Stewart W C L, Hager V R
Nationwide Children's Hospital, Columbus, OH, USA.
Department of Pediatrics, The Ohio State University, Columbus, OH, USA.
Heredity (Edinb). 2016 Aug;117(2):109-13. doi: 10.1038/hdy.2016.33. Epub 2016 Jun 1.
In the analysis of DNA sequences on related individuals, most methods strive to incorporate as much information as possible, with little or no attention paid to the issue of statistical significance. For example, a modern workstation can easily handle the computations needed to perform a large-scale genome-wide inheritance-by-descent (IBD) scan, but accurate assessment of the significance of that scan is often hindered by inaccurate approximations and computationally intensive simulation. To address these issues, we developed gLOD-a test of co-segregation that, for large samples, models chromosome-specific IBD statistics as a collection of stationary Gaussian processes. With this simple model, the parametric bootstrap yields an accurate and rapid assessment of significance-the genome-wide corrected P-value. Furthermore, we show that (i) under the null hypothesis, the limiting distribution of the gLOD is the standard Gumbel distribution; (ii) our parametric bootstrap simulator is approximately 40 000 times faster than gene-dropping methods, and it is more powerful than methods that approximate the adjusted P-value; and, (iii) the gLOD has the same statistical power as the widely used maximum Kong and Cox LOD. Thus, our approach gives researchers the ability to determine quickly and accurately the significance of most large-scale IBD scans, which may contain multiple traits, thousands of families and tens of thousands of DNA sequences.

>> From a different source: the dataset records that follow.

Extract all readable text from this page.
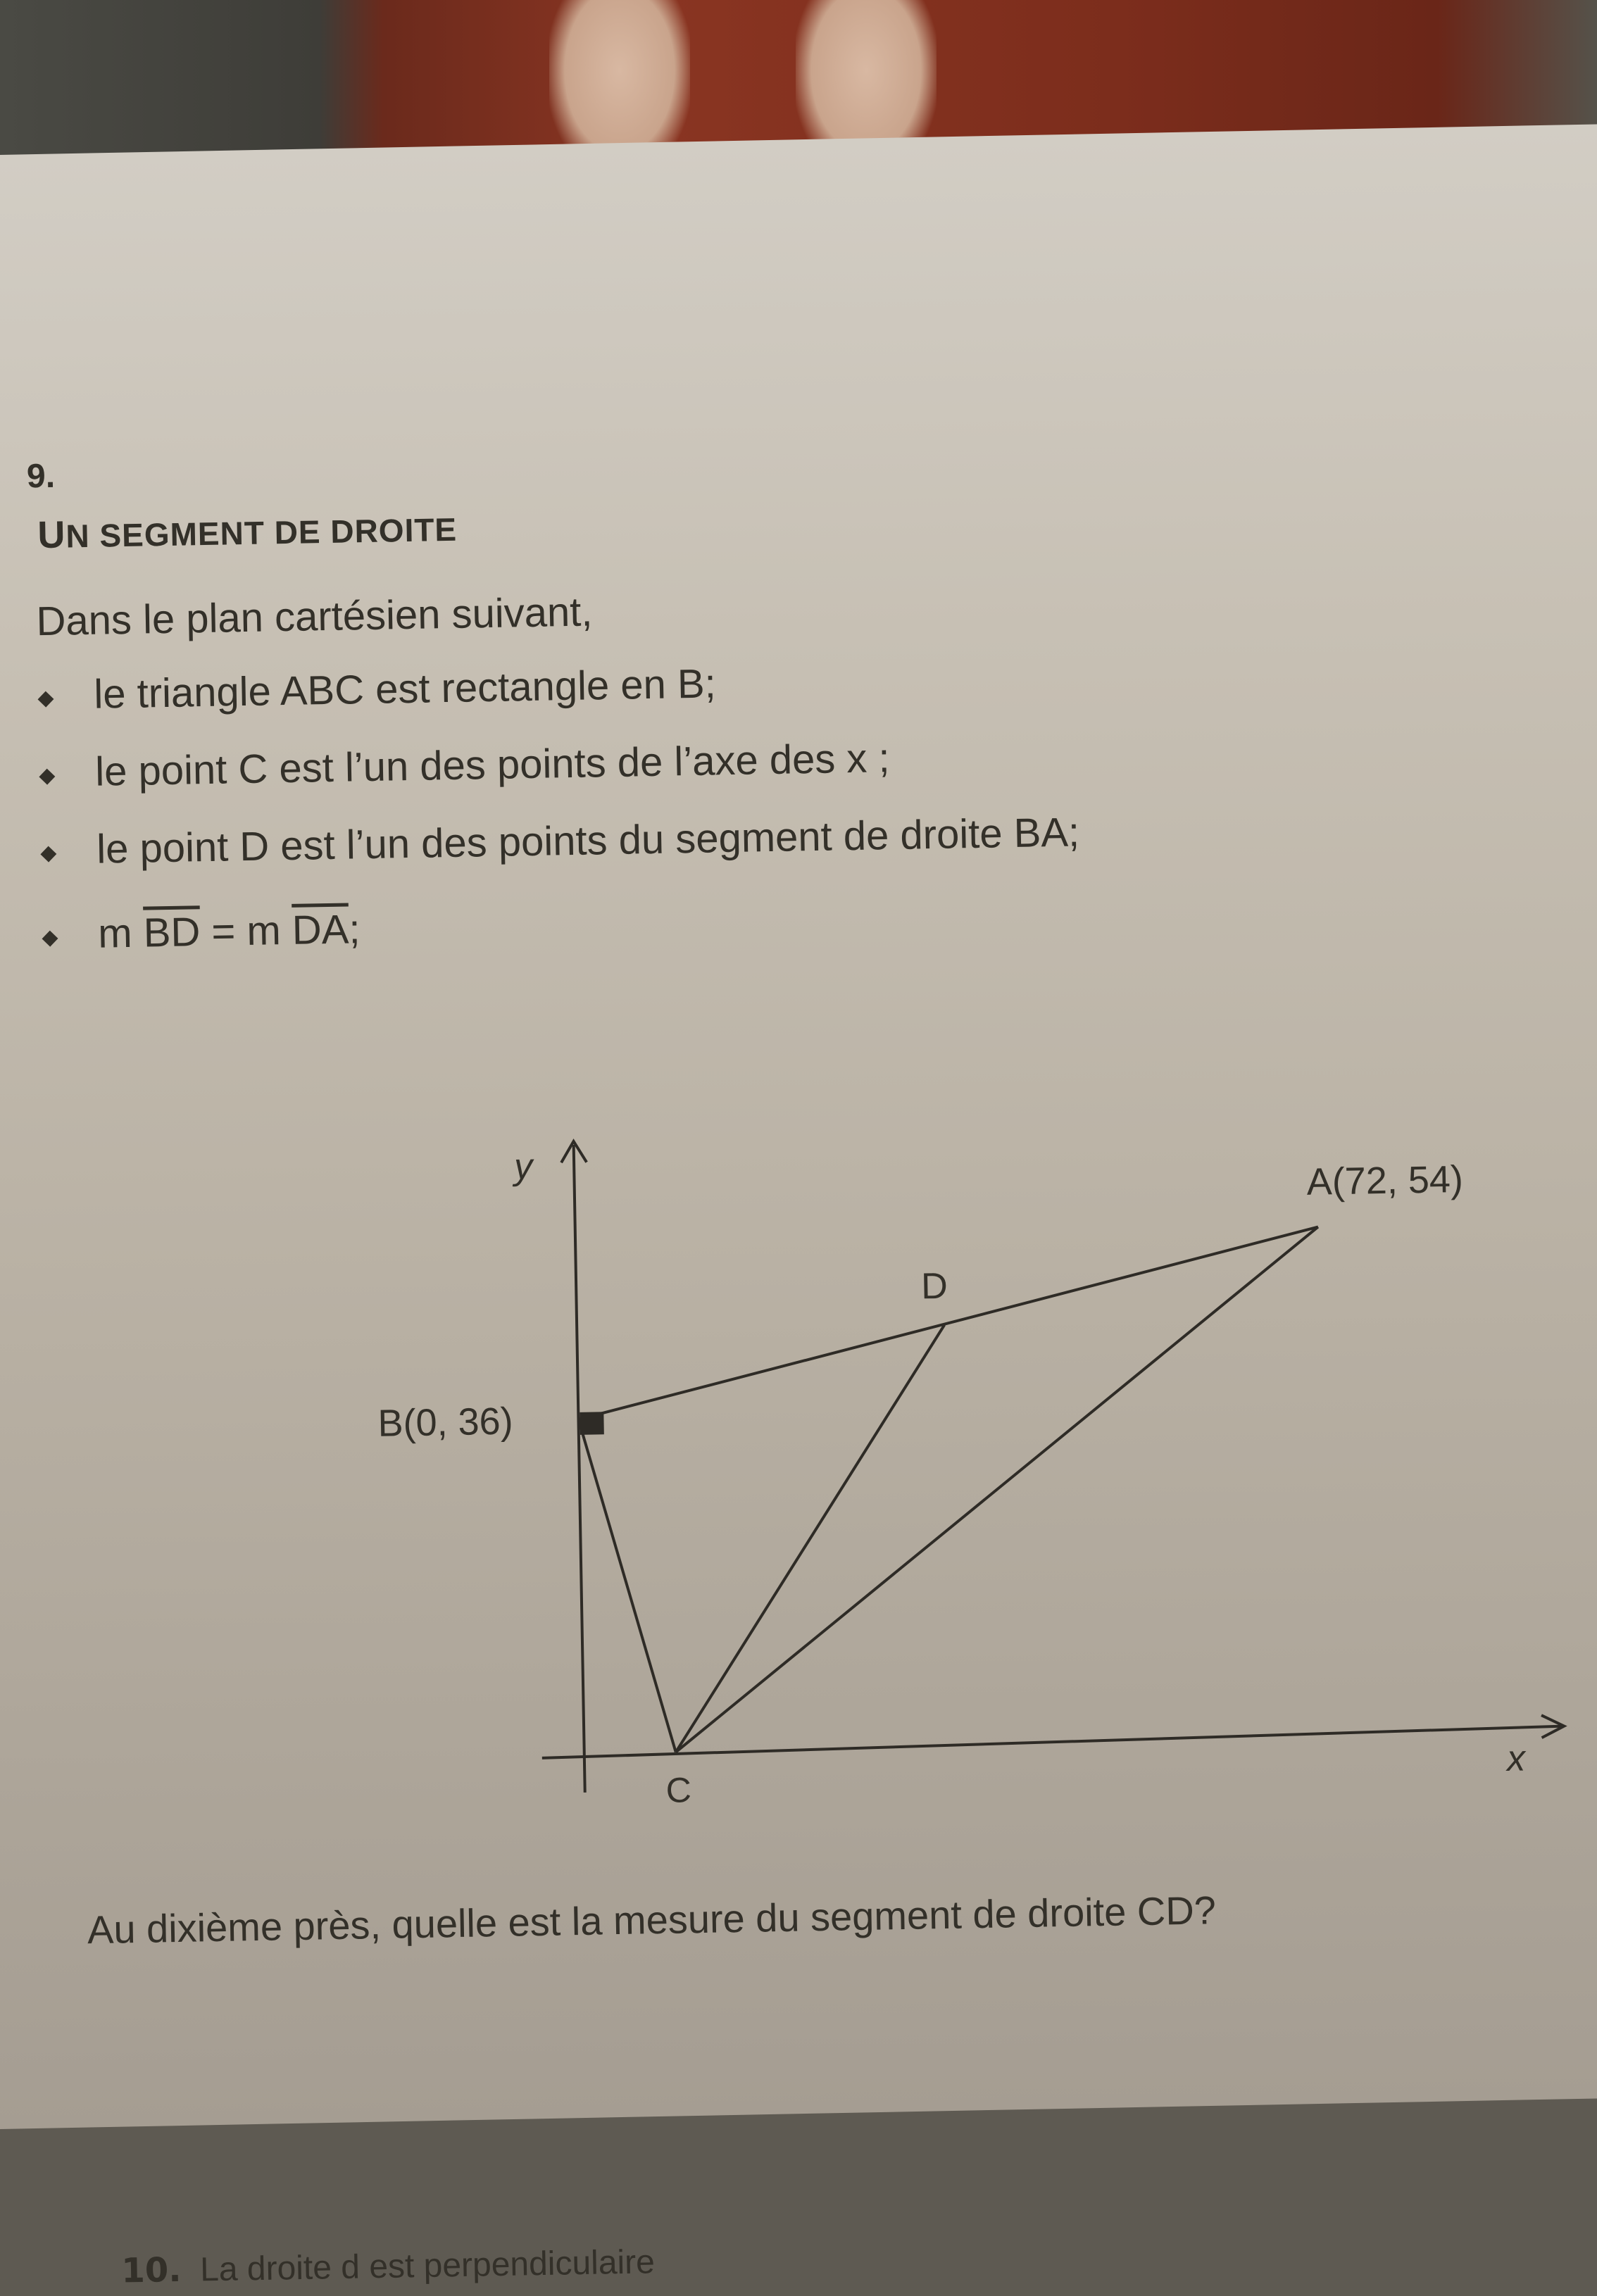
9.
UN SEGMENT DE DROITE
Dans le plan cartésien suivant,
◆ le triangle ABC est rectangle en B;
◆ le point C est l’un des points de l’axe des x ;
◆ le point D est l’un des points du segment de droite BA;
◆ m $\overline{BD} = m$ $\overline{DA}$;
y
x
A(72, 54)
B(0, 36)
C
D
Au dixième près, quelle est la mesure du segment de droite CD?
10. La droite d est perpendiculaire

在对相关个体的DNA序列进行分析时,大多数方法都力求纳入尽可能多的信息,而很少或根本不关注统计显著性问题。例如,一台现代工作站可以轻松处理进行大规模全基因组遗传传递(IBD)扫描所需的计算,但该扫描显著性的准确评估常常受到不准确近似值和计算密集型模拟的阻碍。为了解决这些问题,我们开发了gLOD——一种共分离检验方法,对于大样本,该方法将特定染色体的IBD统计数据建模为一组平稳高斯过程。借助这个简单模型,参数自展法能够对显著性进行准确且快速的评估——即全基因组校正P值。此外,我们还表明:(i)在原假设下,gLOD的极限分布是标准耿贝尔分布;(ii)我们的参数自展模拟器比基因分型法快约40000倍,并且比近似调整后P值的方法更具效力;(iii)gLOD与广泛使用的最大孔氏和考克斯LOD具有相同的统计效力。因此,我们的方法使研究人员能够快速准确地确定大多数大规模IBD扫描的显著性,这些扫描可能包含多个性状、数千个家族以及数万个DNA序列。